Kurobuta Sausage. Awesome!
Bacon Tomato. A little sour.
Beef Tongue. butter lettuce, pickled red onion. Totally awesome, probably in no small park because of the pickled onions.
Miso Baked Bone Marrow. umeboshi onigiri. Rice was really crispy and nice.
Motsunabe. Tripe, daikon, cabbage. WIthout the funk this dish often has this was amazing.
Trout and Ikura Donabe. This salty and slightly fishy rice was an awesome finish.
The rice plated.
Pickles, sesame seeds, and nori for the rice.
Coffee Budino with jelly.
Yuzu Boysenberry ice cream from Ginger in Culver City.
Okinawa Yam Pudding, which has mochi (the balls), kokuto (Okinawa brown sugar), and adzuki beans. It’s topped with kokuto sauce that’s made in house and poured tableside. Very sweet!

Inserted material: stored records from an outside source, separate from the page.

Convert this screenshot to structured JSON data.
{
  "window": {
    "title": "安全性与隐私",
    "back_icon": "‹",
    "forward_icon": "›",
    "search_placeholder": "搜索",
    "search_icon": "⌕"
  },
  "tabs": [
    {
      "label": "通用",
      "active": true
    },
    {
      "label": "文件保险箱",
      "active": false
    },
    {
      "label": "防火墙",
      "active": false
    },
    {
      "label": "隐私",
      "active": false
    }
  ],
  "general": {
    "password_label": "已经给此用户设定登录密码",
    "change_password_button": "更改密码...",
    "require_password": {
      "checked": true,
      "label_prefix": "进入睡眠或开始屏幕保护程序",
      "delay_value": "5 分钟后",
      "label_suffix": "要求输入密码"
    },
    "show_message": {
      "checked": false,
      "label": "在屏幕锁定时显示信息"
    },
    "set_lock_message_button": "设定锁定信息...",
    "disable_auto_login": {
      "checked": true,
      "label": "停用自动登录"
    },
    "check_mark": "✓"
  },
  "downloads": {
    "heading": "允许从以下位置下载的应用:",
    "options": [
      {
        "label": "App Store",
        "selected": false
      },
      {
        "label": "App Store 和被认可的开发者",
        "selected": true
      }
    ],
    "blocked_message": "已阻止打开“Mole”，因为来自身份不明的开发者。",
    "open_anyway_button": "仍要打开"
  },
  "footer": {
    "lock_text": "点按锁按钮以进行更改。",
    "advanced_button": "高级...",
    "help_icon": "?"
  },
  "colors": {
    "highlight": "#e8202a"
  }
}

N/Soto is a very solid addition to the extensive LA Japanese food scene. It fills a niche (more or less) vacated by MTN, a place I miss a lot. It’s not quite as approachable to Izakaya newbies as that, but definitely upscale and a little more Caucasian friendly than more classic Izakaya like Hero or Takuma. And it’s WAY WAY better than the rash of more consumer friendly “sushi + robotoyaki” type pseudo izakaya like Kappo Miyabi. Those places can be ok, but the food is really uneven. N/Soto on the other hand is quite casual, not too expensive, and has very good execution for a fairly wide array of Japanese “drink friendly” dishes.